1928 - 1996
Ben Williams lived in Montgomery, Alabama. He dropped out of school in the sixth grade. He moved to Cincinnati where he shined shoes. When his father‘s health failed he returned to Alabama and married in 1947. He had six children. He and his wife separated and he moved to Washington, and then back to Alabama. In 1985 he had an accident and broke his leg. That left him disabled and with time to devote to his paintings.
Williams said, "I always liked drawing the ladies.” Mainly his inspiration came from magazines (his favorite was Playboy Magazine). He worked on a lap board, sometimes drawing in the near darkness.
His rudimentary collages of cut out figures drawn on brown paper bags are glued to a stark white surfaces of posterboard. The detailed drawings show the considerable time that he took with each piece, which were sketched in pencil and then traced and retraced with a ball point pen until the pressure made deep furrows in the paper.
In the early 1990's, Anton Haardt met artist Ben Williams after a Montgomery collector brought a few of Mr. Williams paintings to her gallery.
Williams was a fascinating character who lived in a housing project in Montgomery, Alabama. His work was divided between the religious themed pieces and pornographic drawings that he would make in a strange ritual. His greatest aspiration was to be able to draw nude cartoons inspired by Playboy Magazine. Unfortunately, he destroyed nearly all of his work. After working all night, he would tear up his pieces to hide them from the eyes of his girlfriend.

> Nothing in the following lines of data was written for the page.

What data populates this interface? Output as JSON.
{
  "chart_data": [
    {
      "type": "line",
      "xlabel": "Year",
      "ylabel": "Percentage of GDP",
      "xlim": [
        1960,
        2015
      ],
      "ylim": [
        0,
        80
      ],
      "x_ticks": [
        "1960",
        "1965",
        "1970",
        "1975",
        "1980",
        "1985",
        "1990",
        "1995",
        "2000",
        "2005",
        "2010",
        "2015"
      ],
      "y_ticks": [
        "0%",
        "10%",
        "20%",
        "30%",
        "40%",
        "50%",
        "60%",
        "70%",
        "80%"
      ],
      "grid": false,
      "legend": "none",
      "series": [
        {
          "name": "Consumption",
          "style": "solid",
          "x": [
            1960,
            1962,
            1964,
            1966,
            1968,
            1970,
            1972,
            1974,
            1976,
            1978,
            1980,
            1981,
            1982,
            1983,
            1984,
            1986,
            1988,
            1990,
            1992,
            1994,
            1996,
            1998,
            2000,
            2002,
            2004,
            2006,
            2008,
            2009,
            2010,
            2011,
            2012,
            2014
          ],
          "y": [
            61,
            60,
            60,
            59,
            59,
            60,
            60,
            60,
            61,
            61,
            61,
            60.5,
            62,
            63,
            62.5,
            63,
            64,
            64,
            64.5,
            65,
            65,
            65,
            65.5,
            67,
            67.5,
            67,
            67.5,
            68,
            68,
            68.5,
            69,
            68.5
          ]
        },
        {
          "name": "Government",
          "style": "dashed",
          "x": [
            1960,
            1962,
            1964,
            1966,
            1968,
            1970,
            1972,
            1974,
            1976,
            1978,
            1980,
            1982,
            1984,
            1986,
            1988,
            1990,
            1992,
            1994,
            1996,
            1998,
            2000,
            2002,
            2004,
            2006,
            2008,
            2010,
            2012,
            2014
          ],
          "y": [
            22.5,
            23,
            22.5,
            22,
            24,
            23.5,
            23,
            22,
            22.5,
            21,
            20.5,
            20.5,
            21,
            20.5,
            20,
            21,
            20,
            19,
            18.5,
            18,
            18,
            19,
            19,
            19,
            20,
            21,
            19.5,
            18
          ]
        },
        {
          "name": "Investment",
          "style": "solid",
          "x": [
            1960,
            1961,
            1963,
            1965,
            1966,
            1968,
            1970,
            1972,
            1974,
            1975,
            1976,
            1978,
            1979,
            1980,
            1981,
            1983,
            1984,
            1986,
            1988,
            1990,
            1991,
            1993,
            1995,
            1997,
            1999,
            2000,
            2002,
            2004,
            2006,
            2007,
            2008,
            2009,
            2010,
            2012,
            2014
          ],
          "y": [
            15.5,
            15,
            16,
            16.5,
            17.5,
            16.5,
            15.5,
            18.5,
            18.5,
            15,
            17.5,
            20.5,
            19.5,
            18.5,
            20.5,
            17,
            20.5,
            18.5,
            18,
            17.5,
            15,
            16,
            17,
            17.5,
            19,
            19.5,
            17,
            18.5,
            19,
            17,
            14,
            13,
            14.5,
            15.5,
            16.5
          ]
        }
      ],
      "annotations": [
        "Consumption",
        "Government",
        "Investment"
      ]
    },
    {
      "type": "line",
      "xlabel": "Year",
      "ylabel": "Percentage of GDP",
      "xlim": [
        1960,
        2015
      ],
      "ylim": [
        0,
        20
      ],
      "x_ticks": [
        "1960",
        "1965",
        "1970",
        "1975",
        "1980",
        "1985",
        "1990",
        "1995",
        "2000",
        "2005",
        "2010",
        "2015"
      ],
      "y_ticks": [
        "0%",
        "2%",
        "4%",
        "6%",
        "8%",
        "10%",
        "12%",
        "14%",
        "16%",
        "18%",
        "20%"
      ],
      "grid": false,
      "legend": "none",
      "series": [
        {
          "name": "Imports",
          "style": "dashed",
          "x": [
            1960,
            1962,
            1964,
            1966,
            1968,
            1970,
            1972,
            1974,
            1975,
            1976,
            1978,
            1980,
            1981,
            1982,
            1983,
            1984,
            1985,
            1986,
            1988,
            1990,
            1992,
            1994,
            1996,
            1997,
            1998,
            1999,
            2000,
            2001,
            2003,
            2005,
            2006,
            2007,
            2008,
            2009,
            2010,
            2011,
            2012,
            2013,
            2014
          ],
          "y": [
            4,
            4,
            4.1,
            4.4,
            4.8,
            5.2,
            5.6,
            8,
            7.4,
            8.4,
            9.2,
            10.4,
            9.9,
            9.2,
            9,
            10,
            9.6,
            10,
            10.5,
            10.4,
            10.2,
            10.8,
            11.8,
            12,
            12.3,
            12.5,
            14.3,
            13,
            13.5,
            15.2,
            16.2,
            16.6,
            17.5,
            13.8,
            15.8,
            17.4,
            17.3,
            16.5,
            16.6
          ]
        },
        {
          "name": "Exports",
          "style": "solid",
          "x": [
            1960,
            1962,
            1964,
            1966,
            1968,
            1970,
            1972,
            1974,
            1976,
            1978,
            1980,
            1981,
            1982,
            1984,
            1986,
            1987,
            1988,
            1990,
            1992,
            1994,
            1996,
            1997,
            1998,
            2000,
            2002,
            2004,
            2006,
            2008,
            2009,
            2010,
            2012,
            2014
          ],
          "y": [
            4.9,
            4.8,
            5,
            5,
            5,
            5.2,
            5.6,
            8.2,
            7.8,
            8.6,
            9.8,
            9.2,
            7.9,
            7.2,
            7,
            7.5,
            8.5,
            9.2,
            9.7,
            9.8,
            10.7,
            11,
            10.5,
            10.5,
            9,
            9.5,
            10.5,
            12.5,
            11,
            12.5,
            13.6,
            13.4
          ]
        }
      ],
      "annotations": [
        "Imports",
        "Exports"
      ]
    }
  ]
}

Anton became friends with him and was able to witness William's strange painting ritual. Her friend Granger Carr started to visit him and he would bring over some beer or wine, and sit and talk with Williams while he worked. The quirky thing is that Williams would dress up as a woman each night, and get especially drunk and draw erotic fantasies of women in various compromising positions. Often after drawing these, he would draw images of Jesus or the crucifix, apparently as a sort of repentance for his carnal thoughts and creations. Anton was able to convince Ben to save drawings for her, before he would destroy his night’s work. She amassed dozens of pieces this way, and was able to sell some pieces to collectors. As far as his work, because of his habit of destroying pieces, there is only a small number of his works available for sale, probably less than 40. Anton still has a few religious images, including a great weeping Jesus, with Ben Williams’ scrawled handwriting in faded graphite over the surface with sayings like: ”I cry now, I won’t cry no more, I am what I am. Give or take away…Don’t worry.”
The gallery also has several of his risqué erotic images.
Anton Haardt, through selling Ben Williams drawings to other collectors like Myron Shure and to Intuit's Bob Roth, helped him gain greater exposure and acclaim, especially in Chicago, where his work was shown alongside Bill Traylor in a previous exhibit.